山南が筵を捲り、尾形・山崎・島田の三人のみに佐々木を見せる。
『――――!!』
尾形と山崎の双璧が珍しく息を呑む。島田は既に一度視ている為に驚いてはいなかったが、太い眉に皴を寄せて佐々木を凝視していた。眼を惹くのは損傷の程度というよりも。
『裸体に巻きつく大蛇の刺青・・・・・・』
―――生人形の如き白雪の顔。顔は傷一つついておらず、まるで生きているかの様であった。
・・・・・・頑なに遺体を隠す理由が窺える。屍姦などされては堪らなかった。仮令男色家の最大手武田でもそんな嗜好は無いと信じたいが感覚が狂わないとも限らない。
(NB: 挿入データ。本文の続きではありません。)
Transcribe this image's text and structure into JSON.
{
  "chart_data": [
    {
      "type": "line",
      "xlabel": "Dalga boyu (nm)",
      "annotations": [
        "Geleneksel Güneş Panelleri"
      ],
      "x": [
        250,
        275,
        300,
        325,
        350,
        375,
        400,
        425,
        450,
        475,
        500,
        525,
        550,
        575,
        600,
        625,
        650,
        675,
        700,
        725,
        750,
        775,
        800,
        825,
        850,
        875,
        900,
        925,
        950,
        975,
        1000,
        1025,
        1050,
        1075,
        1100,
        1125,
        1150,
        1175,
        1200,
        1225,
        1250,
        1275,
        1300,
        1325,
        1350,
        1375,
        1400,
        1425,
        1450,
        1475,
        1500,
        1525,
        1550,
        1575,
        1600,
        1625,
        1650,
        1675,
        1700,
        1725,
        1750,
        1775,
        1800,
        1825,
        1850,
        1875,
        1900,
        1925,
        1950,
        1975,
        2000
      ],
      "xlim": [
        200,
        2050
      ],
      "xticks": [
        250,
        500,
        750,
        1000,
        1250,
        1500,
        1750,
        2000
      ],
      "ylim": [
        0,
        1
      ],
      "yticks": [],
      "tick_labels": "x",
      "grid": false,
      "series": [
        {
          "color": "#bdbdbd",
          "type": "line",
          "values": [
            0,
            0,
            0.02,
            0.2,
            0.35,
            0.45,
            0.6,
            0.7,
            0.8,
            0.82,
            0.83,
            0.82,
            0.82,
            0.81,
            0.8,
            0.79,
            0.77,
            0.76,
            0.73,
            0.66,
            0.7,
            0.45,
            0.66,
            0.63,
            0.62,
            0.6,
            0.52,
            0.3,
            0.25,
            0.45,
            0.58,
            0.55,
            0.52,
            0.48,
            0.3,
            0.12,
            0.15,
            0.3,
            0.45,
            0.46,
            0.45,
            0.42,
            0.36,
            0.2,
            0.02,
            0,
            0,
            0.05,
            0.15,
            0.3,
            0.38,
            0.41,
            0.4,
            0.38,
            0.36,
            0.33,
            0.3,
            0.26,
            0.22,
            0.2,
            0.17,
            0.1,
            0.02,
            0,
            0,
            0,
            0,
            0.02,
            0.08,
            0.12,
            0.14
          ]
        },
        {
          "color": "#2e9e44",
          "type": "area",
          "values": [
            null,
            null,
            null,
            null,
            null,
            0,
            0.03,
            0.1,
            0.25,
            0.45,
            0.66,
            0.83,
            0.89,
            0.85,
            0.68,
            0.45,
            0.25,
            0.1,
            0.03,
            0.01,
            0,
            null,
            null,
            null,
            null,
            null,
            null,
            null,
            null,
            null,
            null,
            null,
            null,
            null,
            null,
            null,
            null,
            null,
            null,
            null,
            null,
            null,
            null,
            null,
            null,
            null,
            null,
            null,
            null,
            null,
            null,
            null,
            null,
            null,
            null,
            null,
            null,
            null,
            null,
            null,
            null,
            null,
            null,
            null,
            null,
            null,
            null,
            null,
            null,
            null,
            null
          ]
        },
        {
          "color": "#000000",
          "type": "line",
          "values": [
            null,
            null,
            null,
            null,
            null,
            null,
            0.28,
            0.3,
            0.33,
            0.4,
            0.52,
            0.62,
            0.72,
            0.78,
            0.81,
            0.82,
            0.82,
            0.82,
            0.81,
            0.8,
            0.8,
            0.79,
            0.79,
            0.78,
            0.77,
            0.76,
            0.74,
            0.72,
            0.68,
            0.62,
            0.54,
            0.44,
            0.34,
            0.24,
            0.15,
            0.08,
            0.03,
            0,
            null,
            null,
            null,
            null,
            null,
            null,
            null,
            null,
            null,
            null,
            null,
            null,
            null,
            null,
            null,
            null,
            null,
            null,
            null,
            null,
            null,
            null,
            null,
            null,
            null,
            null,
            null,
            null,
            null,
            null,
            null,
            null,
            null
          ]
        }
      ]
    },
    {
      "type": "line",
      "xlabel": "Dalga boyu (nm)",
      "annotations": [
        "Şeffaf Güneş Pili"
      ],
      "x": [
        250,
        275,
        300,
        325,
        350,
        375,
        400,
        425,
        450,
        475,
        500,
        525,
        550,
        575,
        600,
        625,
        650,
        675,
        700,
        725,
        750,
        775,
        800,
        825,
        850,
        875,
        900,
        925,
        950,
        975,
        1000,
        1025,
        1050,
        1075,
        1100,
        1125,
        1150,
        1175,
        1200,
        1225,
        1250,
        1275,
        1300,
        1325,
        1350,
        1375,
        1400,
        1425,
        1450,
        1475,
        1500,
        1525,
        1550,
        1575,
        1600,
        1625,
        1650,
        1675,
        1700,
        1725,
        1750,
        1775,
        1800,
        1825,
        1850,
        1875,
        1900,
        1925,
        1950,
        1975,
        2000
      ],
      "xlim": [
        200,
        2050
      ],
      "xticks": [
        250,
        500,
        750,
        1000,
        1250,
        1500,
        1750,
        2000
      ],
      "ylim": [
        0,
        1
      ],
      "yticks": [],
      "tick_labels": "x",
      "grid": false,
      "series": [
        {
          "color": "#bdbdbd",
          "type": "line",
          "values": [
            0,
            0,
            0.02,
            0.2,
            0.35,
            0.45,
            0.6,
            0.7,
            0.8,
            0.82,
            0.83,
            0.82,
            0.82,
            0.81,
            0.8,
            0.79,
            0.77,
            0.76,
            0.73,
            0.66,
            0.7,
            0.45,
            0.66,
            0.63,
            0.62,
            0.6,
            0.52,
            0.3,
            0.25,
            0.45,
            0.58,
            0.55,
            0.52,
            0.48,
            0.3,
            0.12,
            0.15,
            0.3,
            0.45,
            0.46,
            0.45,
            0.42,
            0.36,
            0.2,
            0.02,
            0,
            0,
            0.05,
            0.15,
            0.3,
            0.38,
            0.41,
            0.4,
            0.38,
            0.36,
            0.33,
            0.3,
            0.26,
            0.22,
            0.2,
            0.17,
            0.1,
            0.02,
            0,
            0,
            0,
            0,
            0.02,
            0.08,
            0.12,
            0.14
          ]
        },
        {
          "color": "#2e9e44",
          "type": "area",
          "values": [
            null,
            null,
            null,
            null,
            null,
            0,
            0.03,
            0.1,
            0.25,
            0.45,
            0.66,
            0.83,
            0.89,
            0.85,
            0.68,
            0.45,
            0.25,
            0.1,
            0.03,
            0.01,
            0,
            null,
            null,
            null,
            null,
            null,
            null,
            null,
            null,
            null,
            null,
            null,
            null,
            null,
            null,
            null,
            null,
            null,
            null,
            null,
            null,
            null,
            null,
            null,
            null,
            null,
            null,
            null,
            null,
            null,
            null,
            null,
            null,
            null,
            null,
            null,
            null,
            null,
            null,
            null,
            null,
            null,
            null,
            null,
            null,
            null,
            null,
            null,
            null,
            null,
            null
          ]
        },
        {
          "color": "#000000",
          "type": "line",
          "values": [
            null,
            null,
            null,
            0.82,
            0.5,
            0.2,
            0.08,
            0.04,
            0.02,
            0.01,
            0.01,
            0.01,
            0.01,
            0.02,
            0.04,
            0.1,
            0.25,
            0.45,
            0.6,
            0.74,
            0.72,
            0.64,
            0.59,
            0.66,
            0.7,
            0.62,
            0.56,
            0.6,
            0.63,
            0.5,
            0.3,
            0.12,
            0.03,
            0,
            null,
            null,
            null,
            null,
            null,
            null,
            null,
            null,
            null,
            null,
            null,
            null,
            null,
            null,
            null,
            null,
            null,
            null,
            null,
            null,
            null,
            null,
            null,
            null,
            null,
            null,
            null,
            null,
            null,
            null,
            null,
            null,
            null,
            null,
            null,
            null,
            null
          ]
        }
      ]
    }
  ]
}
其程に、・・・・・・顔以上に、肢体が、太腿が、男と思えぬ程艶めかしかった。
『・・・・・・不幸な男や』
山崎が同情する。佐々木が夜中に人眼を避けて入浴していた理由が判った。
『俊さんっ』
立入禁止の線の向うから美男五人衆の一人で沖田隊に所属する馬越 三郎が声を掛ける。しおらしき紫の私服。外へ出られない山野に代って、様子を見に来た様だ。
『しゅ、俊さんっっ!?!?!?』
武田の過剰反応は扨て措いて、馬越の傍には守役か其とも虫除けか、組長の沖田 総司が直々に立っていた。
尾形がふと馬越等の居る側と逆の側に眼を呉れると、珍しい顔触れがあった。佐伯 又三郎と―――こちらも美男五人衆の一人だが、国事探偵方という役職柄滅多に姿を見せない楠 小十郎である。
『来ましたか、尾形さん』
林が村役人との話を終えて尾形の許へ遣って来る。林は入隊時期が佐々木と同じ、所謂佐々木の同期に当る。監察方としては島田の先輩に当るが、林も島田同様、江戸にて永倉 新八と出逢い、且つ島田とも当時より面識のある別の枠組で三人組を語れる者であった。尾形や山崎から見れば「誰に対しても丁寧だが少々お堅い先輩」だ。
『遺体の確認はしましたか』
『ええ。・・・・・・一通りは』
林は島田にめくばせした。島田が口を真一文字に結び、こくりと肯く。尾形よりも山野の代りに見守る馬越の方が不安げな眼で島田と林を見つめた。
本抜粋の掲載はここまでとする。